The reason data breaches cause so much downstream damage is password reuse. If you use the same password for 10 sites and one site is breached, attackers will test that password on the other nine within hours — this is called credential stuffing. Using a unique password for every account limits a breach to the single site that was compromised. A password manager makes this practical by remembering the unique passwords for you.

Long-Term Monitoring

Data breaches often go unreported for months. Set up free monitoring to catch future breaches early: sign up for alerts on haveibeenpwned.com (free for individual email addresses), enable breach alerts in your browser or password manager, and regularly check the account settings of your most critical services for any unrecognised sign-ins or changes. Early detection dramatically limits the damage from a breach.

Related Articles

The First 24 Hours: What to Do Immediately

If you discover that a service you use has been breached, speed matters. Within the first 24 hours: change your password on the breached service immediately, change your password on any other service where you used the same or similar password, and enable 2FA on the breached service if you had not already. Check your email for alerts from the service about the breach, and verify the alert is genuine by going directly to the service's website rather than clicking email links. Use Have I Been Pwned (haveibeenpwned.com) to check if your email address appears in known data breaches and set up alerts for future breaches.

What Data Was Exposed: Understanding the Risk Level

Not all breaches are equal.

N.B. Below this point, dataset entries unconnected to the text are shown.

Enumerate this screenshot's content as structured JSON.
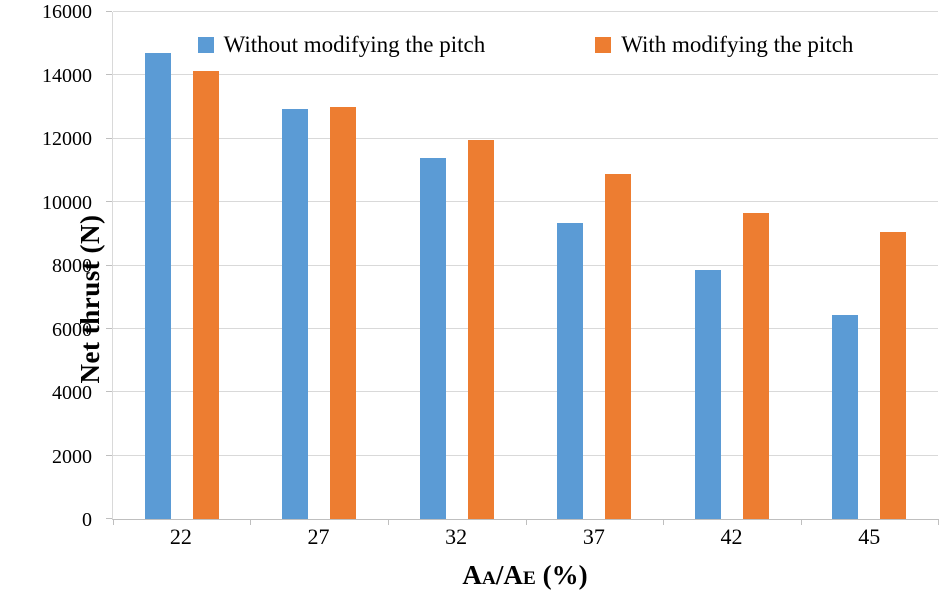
{
  "chart_data": {
    "type": "bar",
    "title": "",
    "categories": [
      "22",
      "27",
      "32",
      "37",
      "42",
      "45"
    ],
    "series": [
      {
        "name": "Without modifying the pitch",
        "color": "#5B9BD5",
        "values": [
          14700,
          12950,
          11400,
          9350,
          7850,
          6450
        ]
      },
      {
        "name": "With modifying the pitch",
        "color": "#ED7D31",
        "values": [
          14150,
          13000,
          11950,
          10900,
          9650,
          9050
        ]
      }
    ],
    "ylabel": "Net thrust (N)",
    "xlabel_text": "AA/AE (%)",
    "xlabel_parts": {
      "p1": "A",
      "s1": "A",
      "p2": "/A",
      "s2": "E",
      "p3": " (%)"
    },
    "ylim": [
      0,
      16000
    ],
    "ytick_step": 2000,
    "grid": true,
    "legend_position": "top-inside",
    "gridline_color": "#D9D9D9",
    "axis_color": "#BFBFBF"
  }
}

A breach of hashed passwords is less immediately dangerous than a breach of plaintext passwords, but the password should still be changed since hashed passwords can be cracked given time. A breach exposing your Social Security Number, date of birth, address, and credit card numbers requires immediate action at the credit bureau level — place a fraud alert with one of the three major credit bureaus (Experian, Equifax, TransUnion) and consider a security freeze, which completely prevents new credit from being opened in your name. In the US, these are free and can be placed online in minutes.

Protecting Your Password Manager After a Breach

If your password manager is breached (LastPass suffered a significant breach in 2022), treat it with particular seriousness. Security researchers advised changing every password stored in the vault, not just the master password, because encrypted vault data was obtained. When a password manager is breached, assume your master password hash is now in attacker hands — change your master password immediately and generate new passwords for your most critical accounts first.

Frequently Asked Questions

Should I trust the company's breach notification? Verify breach reports through independent sources (news articles, Have I Been Pwned, the company's official security blog) before taking action on emails. Attackers send fake breach notification phishing emails that include malicious links.

How long does breach data remain useful to attackers? Password hashes can be cracked weeks, months, or even years after a breach. Email addresses and personal details remain useful indefinitely for phishing and social engineering. Assume any data exposed in a breach is in permanent circulation on cybercriminal forums.

Can I sue a company for a data breach? In some jurisdictions, yes — particularly for breaches involving healthcare data or where the company was demonstrably negligent. Class action lawsuits following major breaches are common in the US, but individual compensation is typically small and litigation is slow.